Holevo Cramér-Rao bound: How close can we get without entangling measurements?
Aritra Das, Lorcán O. Conlon, Jun Suzuki, Simon K. Yung, Ping K. Lam, Syed M. Assad
TL;DR
The paper investigates how much precision gain entangling (collective) measurements can provide in multi-parameter quantum estimation compared with separable strategies. By introducing the enhancement measures $\\mathcal{R}^{\mathrm{NH}}$ and $\\mathcal{R}^{\mathrm{MI}}$ and analyzing both model-independent and GMM-based qudit tomography, it proves a universal bound $\\mathcal{R}^{\mathrm{NH}}_n \le n$ and shows the collective advantage scales linearly with dimension, yielding $\\mathcal{R}^{\mathrm{NH}} = O(d)$ (specifically $d+1$ for ONB tomography of the maximally mixed state, with a $d+2$ upper bound for arbitrary states). The work also bounds the true ratio $\\mathcal{R}^{\mathrm{MI}}$ to be between $d+1$ and $d+2$, and it demonstrates that, while SIC POVMs can attain the NHCRB in some cases, the finite-copy advantage of entangling measurements remains limited, underscoring a modest practical benefit for collective measurements. The results, complemented by SDP-based analysis and numerical studies, suggest using the NHCRB as a robust finite-copy benchmark and provide insights into the structure of optimal measurements for high-dimensional quantum tomography.
Abstract
In multi-parameter quantum metrology, the resource of entanglement can lead to an increase in efficiency of the estimation process. Entanglement can be used in the state preparation stage, or the measurement stage, or both, to harness this advantage; here we focus on the role of entangling measurements. Specifically, entangling or collective measurements over multiple identical copies of a probe state are known to be superior to measuring each probe individually, but the extent of this improvement is an open problem. It is also known that such entangling measurements, though resource-intensive, are required to attain the ultimate limits in multi-parameter quantum metrology and quantum information processing tasks.

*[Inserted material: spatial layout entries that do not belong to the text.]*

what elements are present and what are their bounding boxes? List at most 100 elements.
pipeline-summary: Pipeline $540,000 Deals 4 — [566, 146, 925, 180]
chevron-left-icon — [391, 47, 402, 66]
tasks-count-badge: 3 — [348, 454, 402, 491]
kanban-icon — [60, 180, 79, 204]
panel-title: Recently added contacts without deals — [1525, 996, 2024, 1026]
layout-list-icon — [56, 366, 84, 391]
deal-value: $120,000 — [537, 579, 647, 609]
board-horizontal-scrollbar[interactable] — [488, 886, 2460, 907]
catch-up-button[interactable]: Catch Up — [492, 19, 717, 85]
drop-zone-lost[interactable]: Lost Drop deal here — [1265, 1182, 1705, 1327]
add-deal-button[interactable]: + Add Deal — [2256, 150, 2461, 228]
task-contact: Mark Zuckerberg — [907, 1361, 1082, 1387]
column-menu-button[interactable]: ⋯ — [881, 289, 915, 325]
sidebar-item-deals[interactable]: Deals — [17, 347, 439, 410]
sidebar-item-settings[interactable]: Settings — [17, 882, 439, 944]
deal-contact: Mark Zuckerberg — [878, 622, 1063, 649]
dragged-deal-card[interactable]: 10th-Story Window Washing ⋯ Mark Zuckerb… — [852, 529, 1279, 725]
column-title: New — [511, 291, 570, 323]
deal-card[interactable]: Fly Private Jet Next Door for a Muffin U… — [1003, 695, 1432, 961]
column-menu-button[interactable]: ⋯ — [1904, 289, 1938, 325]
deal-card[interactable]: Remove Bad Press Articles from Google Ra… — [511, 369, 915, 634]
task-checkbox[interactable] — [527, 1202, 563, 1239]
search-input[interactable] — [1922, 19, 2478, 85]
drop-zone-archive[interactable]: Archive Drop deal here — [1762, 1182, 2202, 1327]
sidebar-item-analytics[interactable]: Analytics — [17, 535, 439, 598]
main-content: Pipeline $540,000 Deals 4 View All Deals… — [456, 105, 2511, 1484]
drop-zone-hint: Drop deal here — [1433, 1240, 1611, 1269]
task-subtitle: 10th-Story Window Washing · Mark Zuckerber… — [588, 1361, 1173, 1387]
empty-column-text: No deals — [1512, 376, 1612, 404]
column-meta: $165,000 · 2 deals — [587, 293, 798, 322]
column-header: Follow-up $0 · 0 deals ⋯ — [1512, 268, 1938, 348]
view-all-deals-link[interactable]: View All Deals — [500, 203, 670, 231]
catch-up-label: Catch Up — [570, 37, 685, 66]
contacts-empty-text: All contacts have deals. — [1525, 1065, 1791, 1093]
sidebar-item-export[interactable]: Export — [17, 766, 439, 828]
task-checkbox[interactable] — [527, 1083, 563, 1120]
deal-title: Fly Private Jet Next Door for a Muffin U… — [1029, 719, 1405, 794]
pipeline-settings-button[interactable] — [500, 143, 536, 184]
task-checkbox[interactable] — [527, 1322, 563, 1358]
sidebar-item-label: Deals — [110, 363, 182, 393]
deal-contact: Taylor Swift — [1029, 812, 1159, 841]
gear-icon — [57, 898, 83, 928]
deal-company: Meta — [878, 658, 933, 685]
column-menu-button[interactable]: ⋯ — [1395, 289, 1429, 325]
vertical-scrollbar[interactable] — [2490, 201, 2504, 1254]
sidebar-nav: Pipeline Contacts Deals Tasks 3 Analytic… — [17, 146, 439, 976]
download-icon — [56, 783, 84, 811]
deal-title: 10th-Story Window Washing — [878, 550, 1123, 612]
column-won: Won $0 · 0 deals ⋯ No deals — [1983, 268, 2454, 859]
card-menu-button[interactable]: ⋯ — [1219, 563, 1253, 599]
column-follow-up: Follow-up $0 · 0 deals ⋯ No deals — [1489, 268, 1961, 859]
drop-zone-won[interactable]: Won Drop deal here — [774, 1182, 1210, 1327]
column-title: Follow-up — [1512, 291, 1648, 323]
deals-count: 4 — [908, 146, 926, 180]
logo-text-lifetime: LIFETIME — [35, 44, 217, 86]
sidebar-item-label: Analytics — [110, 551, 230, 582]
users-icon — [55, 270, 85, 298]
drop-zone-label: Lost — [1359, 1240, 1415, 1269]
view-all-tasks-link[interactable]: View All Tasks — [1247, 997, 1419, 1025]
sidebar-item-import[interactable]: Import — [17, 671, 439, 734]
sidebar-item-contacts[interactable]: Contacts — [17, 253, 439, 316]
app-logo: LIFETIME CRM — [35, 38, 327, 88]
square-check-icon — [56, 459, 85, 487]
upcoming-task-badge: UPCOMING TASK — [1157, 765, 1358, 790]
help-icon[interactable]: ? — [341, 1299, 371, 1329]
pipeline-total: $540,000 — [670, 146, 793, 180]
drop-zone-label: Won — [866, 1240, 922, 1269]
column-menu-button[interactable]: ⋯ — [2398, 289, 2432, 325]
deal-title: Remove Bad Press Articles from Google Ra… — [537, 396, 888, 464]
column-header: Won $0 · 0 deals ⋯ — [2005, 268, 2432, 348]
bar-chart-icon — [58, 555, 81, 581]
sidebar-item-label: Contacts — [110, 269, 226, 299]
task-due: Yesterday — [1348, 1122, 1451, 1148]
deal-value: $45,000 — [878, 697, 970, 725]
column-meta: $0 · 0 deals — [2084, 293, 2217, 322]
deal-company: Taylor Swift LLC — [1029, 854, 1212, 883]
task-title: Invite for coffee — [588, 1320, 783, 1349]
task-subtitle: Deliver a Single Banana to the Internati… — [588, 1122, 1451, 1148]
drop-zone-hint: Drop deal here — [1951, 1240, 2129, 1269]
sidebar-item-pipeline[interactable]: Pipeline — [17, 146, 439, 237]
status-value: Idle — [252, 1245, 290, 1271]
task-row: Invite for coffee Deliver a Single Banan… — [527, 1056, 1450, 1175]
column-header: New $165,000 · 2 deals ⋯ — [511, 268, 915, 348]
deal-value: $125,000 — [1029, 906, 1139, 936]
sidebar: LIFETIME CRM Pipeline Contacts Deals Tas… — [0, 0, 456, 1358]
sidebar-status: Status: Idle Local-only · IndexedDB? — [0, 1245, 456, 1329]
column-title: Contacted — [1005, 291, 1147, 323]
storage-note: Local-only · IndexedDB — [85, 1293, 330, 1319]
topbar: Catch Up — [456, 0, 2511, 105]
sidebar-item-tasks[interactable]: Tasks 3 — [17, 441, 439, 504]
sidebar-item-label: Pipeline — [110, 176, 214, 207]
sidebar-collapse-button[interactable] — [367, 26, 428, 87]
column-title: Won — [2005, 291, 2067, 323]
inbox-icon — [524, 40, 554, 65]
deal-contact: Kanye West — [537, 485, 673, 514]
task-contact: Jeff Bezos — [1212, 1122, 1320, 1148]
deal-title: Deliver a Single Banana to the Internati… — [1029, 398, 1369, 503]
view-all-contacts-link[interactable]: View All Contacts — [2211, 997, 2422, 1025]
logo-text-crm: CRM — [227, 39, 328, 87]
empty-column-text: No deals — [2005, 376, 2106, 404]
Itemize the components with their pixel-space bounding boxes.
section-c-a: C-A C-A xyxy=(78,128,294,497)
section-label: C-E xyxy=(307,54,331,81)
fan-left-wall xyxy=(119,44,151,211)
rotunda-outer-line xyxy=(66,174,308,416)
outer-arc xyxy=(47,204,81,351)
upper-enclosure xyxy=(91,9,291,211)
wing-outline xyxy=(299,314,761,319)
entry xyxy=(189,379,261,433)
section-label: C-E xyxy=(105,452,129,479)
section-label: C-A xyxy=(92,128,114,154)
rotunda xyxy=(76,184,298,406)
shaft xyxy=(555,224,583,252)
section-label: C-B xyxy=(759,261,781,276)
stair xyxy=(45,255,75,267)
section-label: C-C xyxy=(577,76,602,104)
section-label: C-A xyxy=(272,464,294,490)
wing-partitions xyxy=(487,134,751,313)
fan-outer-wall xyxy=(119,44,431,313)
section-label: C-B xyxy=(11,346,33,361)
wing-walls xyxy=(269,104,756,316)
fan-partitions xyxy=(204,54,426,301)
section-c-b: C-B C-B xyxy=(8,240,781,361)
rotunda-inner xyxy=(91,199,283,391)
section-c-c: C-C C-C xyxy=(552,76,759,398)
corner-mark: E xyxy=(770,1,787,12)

In this work we investigate the maximum precision improvement that collective quantum measurements can offer over individual measurements for estimating parameters of qudit states, calling this the 'collective quantum enhancement'. We show that, whereas the maximum enhancement can, in principle, be a factor of $n$ for estimating $n$ parameters, this bound is not tight for large $n$. Instead, our results prove an enhancement linear in dimension of the qudit is possible using collective measurements and lead us to conjecture that this is the maximum collective quantum enhancement in any local estimation scenario.